In one lawsuit filed last month, the county seeks to prevent the Ione Band of Miwok Indians from building a gambling palace in Plymouth. The charming but far from completely spruced-up hamlet of just 1,000 inhabitants sits in northwest Amador. Plymouth lacks the road system, law enforcement presence, water, sewers and other vital infrastructure to support such a large development.
Despite persistent objections from the county's elected officials, the acting assistant secretary of Indian Affairs in May reversed a decision of his Bush administration predecessor and took 228 acres of land near Plymouth into trust on behalf of the Ione Band, so the tribe can build a casino. If it stands, the federal action means the tribe will not have to comply with a rule that requires it to show that gambling at that location would "not be detrimental to the surrounding community."

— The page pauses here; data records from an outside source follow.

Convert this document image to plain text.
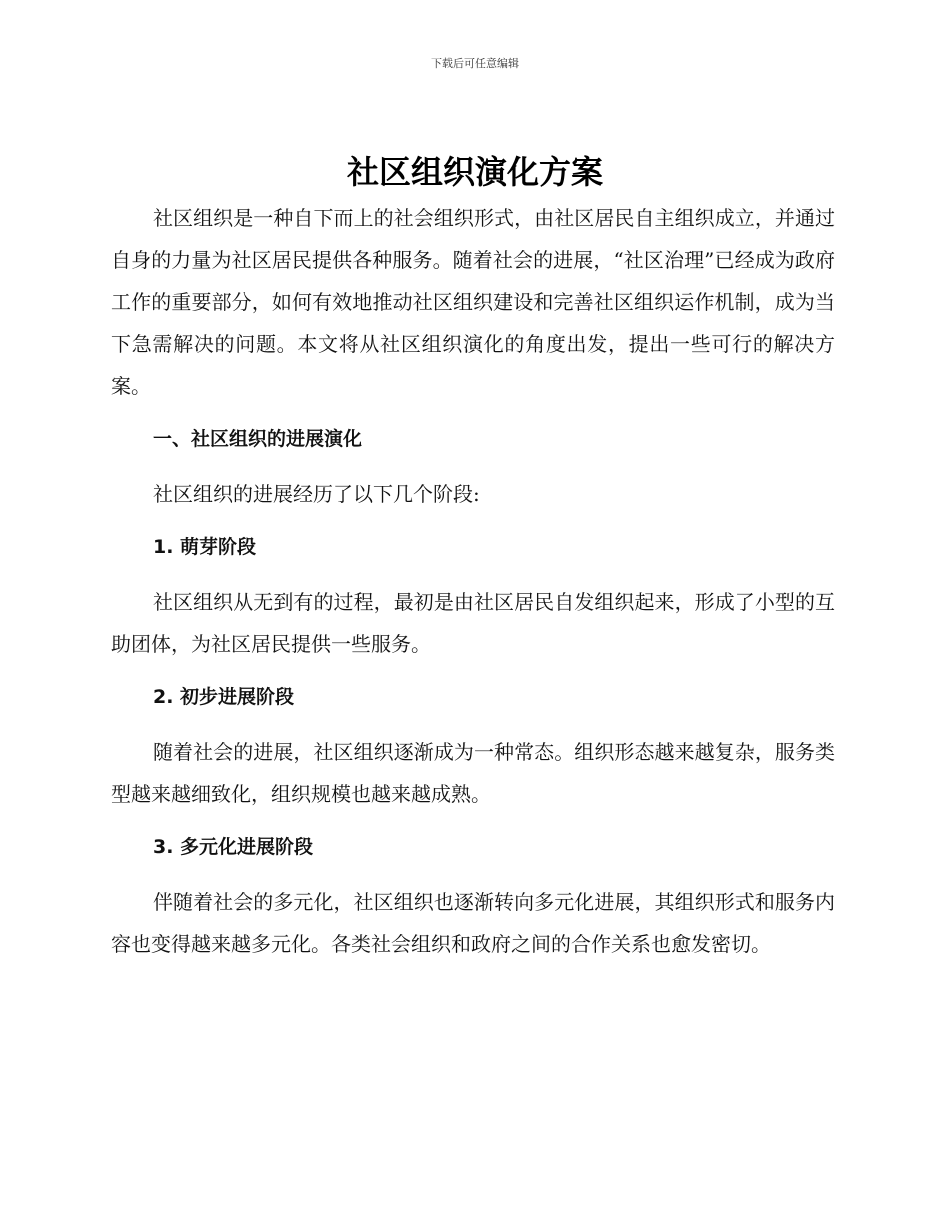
下载后可任意编辑
社区组织演化方案

社区组织是一种自下而上的社会组织形式，由社区居民自主组织成立，并通过自身的力量为社区居民提供各种服务。随着社会的进展，“社区治理”已经成为政府工作的重要部分，如何有效地推动社区组织建设和完善社区组织运作机制，成为当下急需解决的问题。本文将从社区组织演化的角度出发，提出一些可行的解决方案。

一、社区组织的进展演化

社区组织的进展经历了以下几个阶段:

1. 萌芽阶段

社区组织从无到有的过程，最初是由社区居民自发组织起来，形成了小型的互助团体，为社区居民提供一些服务。

2. 初步进展阶段

随着社会的进展，社区组织逐渐成为一种常态。组织形态越来越复杂，服务类型越来越细致化，组织规模也越来越成熟。

3. 多元化进展阶段

伴随着社会的多元化，社区组织也逐渐转向多元化进展，其组织形式和服务内容也变得越来越多元化。各类社会组织和政府之间的合作关系也愈发密切。
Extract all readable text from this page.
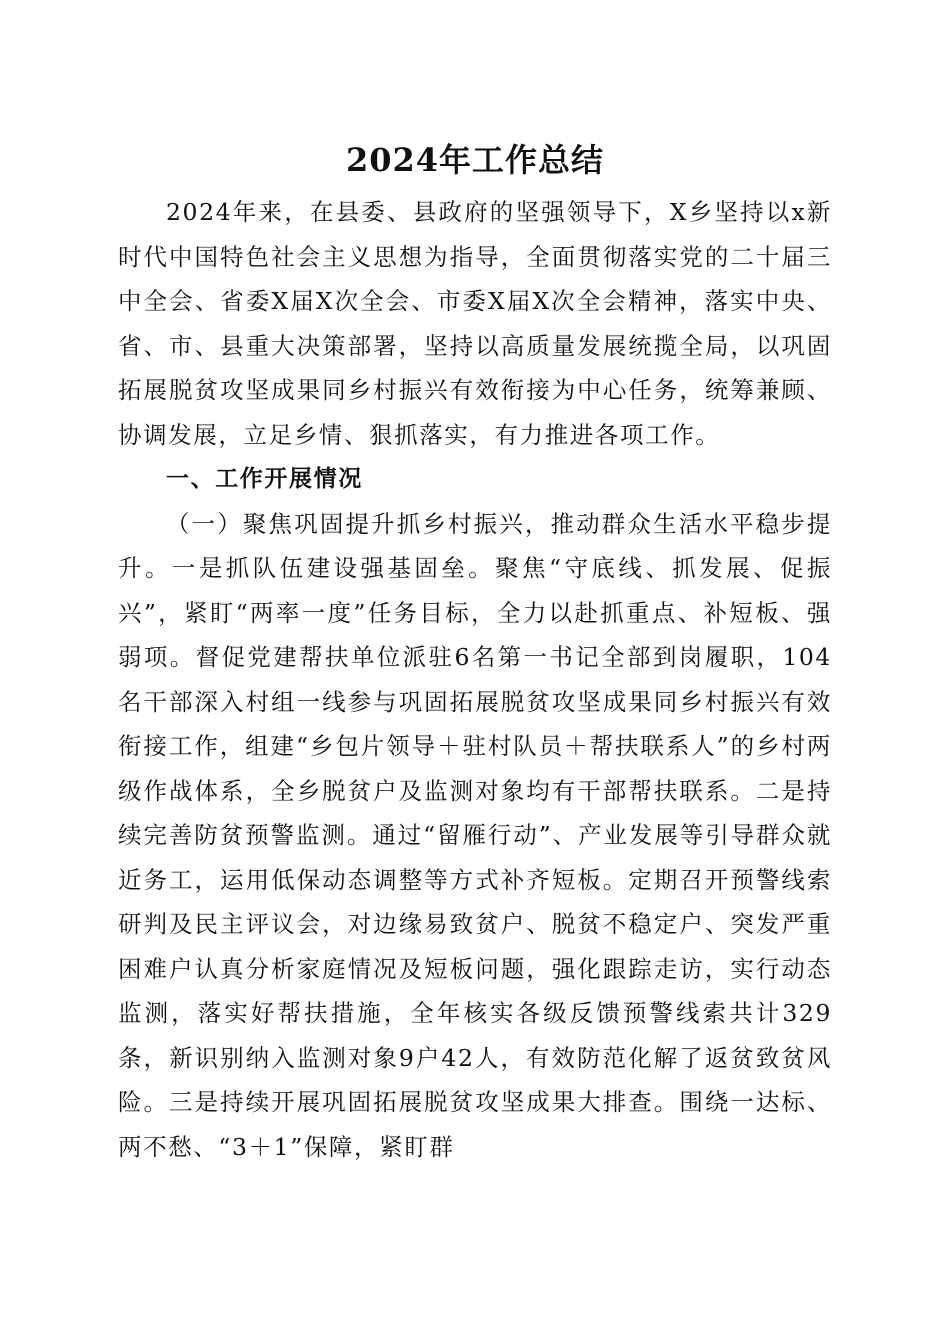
2024年工作总结

2024年来，在县委、县政府的坚强领导下，X乡坚持以x新时代中国特色社会主义思想为指导，全面贯彻落实党的二十届三中全会、省委X届X次全会、市委X届X次全会精神，落实中央、省、市、县重大决策部署，坚持以高质量发展统揽全局，以巩固拓展脱贫攻坚成果同乡村振兴有效衔接为中心任务，统筹兼顾、协调发展，立足乡情、狠抓落实，有力推进各项工作。

一、工作开展情况

（一）聚焦巩固提升抓乡村振兴，推动群众生活水平稳步提升。一是抓队伍建设强基固垒。聚焦“守底线、抓发展、促振兴”，紧盯“两率一度”任务目标，全力以赴抓重点、补短板、强弱项。督促党建帮扶单位派驻6名第一书记全部到岗履职，104名干部深入村组一线参与巩固拓展脱贫攻坚成果同乡村振兴有效衔接工作，组建“乡包片领导＋驻村队员＋帮扶联系人”的乡村两级作战体系，全乡脱贫户及监测对象均有干部帮扶联系。二是持续完善防贫预警监测。通过“留雁行动”、产业发展等引导群众就近务工，运用低保动态调整等方式补齐短板。定期召开预警线索研判及民主评议会，对边缘易致贫户、脱贫不稳定户、突发严重困难户认真分析家庭情况及短板问题，强化跟踪走访，实行动态监测，落实好帮扶措施，全年核实各级反馈预警线索共计329条，新识别纳入监测对象9户42人，有效防范化解了返贫致贫风险。三是持续开展巩固拓展脱贫攻坚成果大排查。围绕一达标、两不愁、“3＋1”保障，紧盯群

While the legal scuffle heats up in Plymouth, down the road, the Buena Vista Rancheria of Me-Wuk Indians have signed a compact with the state of California for a casino in another Amador town, Ione, population 7,000.

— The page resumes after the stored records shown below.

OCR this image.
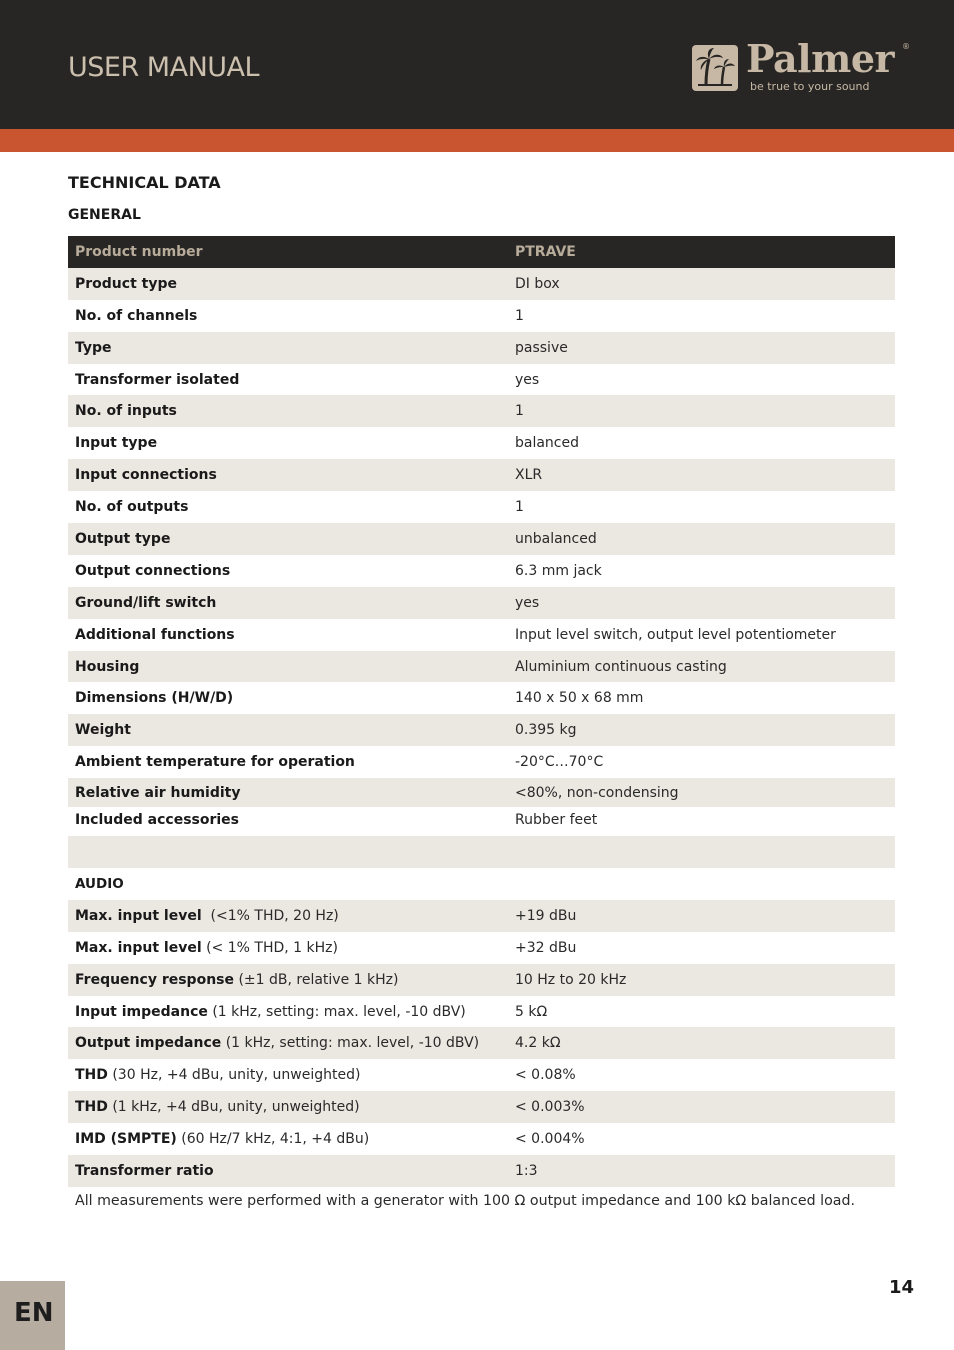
USER MANUAL	Palmer ®
be true to your sound
TECHNICAL DATA
GENERAL
Product number	PTRAVE
Product type	DI box
No. of channels	1
Type	passive
Transformer isolated	yes
No. of inputs	1
Input type	balanced
Input connections	XLR
No. of outputs	1
Output type	unbalanced
Output connections	6.3 mm jack
Ground/lift switch	yes
Additional functions	Input level switch, output level potentiometer
Housing	Aluminium continuous casting
Dimensions (H/W/D)	140 x 50 x 68 mm
Weight	0.395 kg
Ambient temperature for operation	-20°C…70°C
Relative air humidity	<80%, non-condensing
Included accessories	Rubber feet
AUDIO
Max. input level (<1% THD, 20 Hz)	+19 dBu
Max. input level (< 1% THD, 1 kHz)	+32 dBu
Frequency response (±1 dB, relative 1 kHz)	10 Hz to 20 kHz
Input impedance (1 kHz, setting: max. level, -10 dBV)	5 kΩ
Output impedance (1 kHz, setting: max. level, -10 dBV)	4.2 kΩ
THD (30 Hz, +4 dBu, unity, unweighted)	< 0.08%
THD (1 kHz, +4 dBu, unity, unweighted)	< 0.003%
IMD (SMPTE) (60 Hz/7 kHz, 4:1, +4 dBu)	< 0.004%
Transformer ratio	1:3
All measurements were performed with a generator with 100 Ω output impedance and 100 kΩ balanced load.
14
EN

Incredibly, that tribe consists of just one member. Its casino effort is being bankrolled by a New York shopping mall magnate. To protect its interests, the county has involuntarily become party to a pact that requires the tribe to mitigate the planned casino's impacts, but Amador is still in federal court challenging the tribe's right to conduct gambling on the land.

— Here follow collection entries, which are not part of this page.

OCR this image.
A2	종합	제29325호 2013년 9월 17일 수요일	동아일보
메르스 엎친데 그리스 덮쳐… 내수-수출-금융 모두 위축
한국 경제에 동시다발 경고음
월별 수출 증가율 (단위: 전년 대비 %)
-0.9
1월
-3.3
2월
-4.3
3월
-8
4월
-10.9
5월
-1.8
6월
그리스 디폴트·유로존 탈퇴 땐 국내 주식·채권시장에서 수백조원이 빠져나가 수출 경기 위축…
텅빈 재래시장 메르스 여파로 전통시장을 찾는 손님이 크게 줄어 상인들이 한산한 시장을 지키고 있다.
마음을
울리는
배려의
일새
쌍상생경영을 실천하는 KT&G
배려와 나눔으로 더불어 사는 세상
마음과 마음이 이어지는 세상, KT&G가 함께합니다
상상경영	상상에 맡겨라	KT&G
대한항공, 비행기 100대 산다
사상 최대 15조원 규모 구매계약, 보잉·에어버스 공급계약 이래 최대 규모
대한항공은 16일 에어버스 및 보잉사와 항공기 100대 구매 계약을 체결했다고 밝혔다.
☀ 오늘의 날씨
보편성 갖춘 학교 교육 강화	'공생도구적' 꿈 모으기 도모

Amador is home to one Indian casino already, the Jackson Rancheria. An advisory measure placed on the ballot in 2005 asked county residents if they wanted more casinos. An overwhelming majority, 84.5 percent, said "no."
Since then Amador has spent $2.4 million in legal fees to fight Indian casinos but it still faces the prospect of two giant new gambling halls being built in the near future.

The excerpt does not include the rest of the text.